Eat RIGHT To SHED...This Valentine!!

Eat RIGHT To SHED...This Valentine!!
Following diet on Valentine’s Day is little difficult to everyone. But there is a way to enjoy the food in healthy options. As we know that chocolates and high calories desserts are yummy and tastier than the normal fruits but it’s time to light up your innovation to prepare low calorie yummy foods using the given information. Let’s make your plate colorful.
 
Make half your plate fruits and vegetables: Choose red, orange, and dark-green vegetables like tomatoes, sweet potatoes, and broccoli, along with other vegetables for your meals. Add fruit to meals as part of main or side dishes or as dessert. The more colorful you make your plate; the more likely you are to get the vitamins, minerals, and fiber your body needs to be healthy. Include fruit 2-4 servings per day and vegetables 3-5 servings per day.
 
Make 25% of plate for whole grains: An easy way to eat more whole grains is to switch from a refined-grain food to a whole-grain food. For example, eat whole-wheat bread instead of white bread. Read the ingredients list and choose products that list whole-grain ingredients first.

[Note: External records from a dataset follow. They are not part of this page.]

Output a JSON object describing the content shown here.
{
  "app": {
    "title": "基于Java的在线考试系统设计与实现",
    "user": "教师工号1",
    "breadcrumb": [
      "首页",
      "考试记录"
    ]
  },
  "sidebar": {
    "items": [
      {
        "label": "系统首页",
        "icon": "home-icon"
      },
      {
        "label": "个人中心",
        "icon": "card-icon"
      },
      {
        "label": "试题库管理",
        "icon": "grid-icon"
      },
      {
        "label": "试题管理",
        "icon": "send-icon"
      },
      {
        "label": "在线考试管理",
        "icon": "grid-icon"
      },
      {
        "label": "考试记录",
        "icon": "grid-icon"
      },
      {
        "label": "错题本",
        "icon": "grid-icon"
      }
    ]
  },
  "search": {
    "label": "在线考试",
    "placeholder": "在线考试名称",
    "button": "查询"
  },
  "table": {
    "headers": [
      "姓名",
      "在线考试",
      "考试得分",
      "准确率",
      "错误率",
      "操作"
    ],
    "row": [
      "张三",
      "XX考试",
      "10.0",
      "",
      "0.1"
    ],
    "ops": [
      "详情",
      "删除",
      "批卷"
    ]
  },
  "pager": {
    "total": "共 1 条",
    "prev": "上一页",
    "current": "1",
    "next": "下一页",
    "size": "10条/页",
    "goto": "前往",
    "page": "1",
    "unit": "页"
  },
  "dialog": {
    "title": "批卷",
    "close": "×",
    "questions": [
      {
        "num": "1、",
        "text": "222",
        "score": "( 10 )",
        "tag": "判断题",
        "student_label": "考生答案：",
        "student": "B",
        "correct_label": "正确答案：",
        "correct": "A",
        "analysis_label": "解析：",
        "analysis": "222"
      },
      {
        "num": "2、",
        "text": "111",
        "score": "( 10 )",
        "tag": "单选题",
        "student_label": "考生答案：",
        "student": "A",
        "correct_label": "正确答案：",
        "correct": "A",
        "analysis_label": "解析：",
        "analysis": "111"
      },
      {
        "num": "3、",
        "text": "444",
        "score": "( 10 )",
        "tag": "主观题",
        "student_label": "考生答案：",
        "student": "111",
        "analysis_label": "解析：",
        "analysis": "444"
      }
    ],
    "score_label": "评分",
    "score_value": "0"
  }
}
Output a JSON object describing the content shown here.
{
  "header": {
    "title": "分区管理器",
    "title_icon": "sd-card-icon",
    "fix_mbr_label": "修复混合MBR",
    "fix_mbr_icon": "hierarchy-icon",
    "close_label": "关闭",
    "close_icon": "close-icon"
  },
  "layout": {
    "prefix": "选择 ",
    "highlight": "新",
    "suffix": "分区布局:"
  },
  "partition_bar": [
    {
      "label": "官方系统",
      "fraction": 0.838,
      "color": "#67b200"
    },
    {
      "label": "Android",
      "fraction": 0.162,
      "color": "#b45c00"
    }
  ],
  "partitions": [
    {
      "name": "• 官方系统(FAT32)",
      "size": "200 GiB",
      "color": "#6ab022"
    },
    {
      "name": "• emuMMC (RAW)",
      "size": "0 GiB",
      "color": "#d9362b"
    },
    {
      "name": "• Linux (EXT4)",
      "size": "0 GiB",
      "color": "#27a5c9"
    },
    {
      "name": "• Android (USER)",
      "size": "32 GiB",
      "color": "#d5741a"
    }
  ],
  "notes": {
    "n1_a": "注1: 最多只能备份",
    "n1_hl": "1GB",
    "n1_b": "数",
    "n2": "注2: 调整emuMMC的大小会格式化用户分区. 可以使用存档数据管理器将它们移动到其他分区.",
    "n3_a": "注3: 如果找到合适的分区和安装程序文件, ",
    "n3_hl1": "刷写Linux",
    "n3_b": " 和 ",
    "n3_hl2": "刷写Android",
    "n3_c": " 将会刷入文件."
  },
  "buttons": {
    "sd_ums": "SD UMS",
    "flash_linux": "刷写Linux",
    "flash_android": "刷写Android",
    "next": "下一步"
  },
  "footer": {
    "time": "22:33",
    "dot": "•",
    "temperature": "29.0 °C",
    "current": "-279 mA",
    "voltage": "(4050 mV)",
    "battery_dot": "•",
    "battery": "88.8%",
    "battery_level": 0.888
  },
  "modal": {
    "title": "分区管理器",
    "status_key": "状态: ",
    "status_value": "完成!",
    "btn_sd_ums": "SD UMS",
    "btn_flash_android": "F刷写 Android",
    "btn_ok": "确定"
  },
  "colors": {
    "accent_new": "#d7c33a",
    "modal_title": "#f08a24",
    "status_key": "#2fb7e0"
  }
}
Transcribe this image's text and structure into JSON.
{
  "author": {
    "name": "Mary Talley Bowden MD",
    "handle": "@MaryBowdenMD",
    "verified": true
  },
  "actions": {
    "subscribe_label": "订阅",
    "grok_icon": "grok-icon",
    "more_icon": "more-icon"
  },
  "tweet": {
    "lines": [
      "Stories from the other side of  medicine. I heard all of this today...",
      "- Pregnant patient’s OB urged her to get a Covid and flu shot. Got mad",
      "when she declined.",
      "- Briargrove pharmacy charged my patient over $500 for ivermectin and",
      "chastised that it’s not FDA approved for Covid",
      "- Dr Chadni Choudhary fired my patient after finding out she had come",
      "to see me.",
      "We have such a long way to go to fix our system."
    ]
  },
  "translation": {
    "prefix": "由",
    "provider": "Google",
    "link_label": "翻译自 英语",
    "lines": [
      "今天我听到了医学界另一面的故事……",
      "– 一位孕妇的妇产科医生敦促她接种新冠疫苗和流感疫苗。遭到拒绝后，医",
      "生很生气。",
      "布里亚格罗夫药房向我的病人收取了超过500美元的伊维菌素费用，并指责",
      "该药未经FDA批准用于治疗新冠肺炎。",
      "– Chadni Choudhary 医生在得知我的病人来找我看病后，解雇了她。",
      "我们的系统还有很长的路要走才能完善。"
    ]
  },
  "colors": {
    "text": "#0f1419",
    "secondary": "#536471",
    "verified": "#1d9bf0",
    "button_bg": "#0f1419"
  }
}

Look for things like: "whole wheat," "brown rice," "buckwheat," "oatmeal. 
 
Choose a variety of lean protein foods to fill remaining 25% of plate: Meat, poultry, seafood, dry beans or peas, eggs, nuts, and seeds are considered part of the protein foods group. Select leaner cuts of ground beef (where the label says 90% lean or higher), or chicken breast.
 
Switch to fat-free or low-fat (1%) milk: Both have the same amount of calcium and other essential nutrients as whole milk, but fewer calories and less saturated fat. Include low fat milk 2-3 serving per day.
 
Drink water instead of sugary drinks: Cut calories by drinking water or unsweetened beverages. Keep hydrating yourself by having plenty of water Try adding a slice of lemon, lime, or watermelon or a splash of 100% juice to your glass of water if you want some flavor.
 
Eating right is important to staying at a healthy weight and keeping an energy balance—the balance between the calories in what you eat and drink, and calories you burn when moving.
                                     Think of your diet in terms of color, variety, and freshness.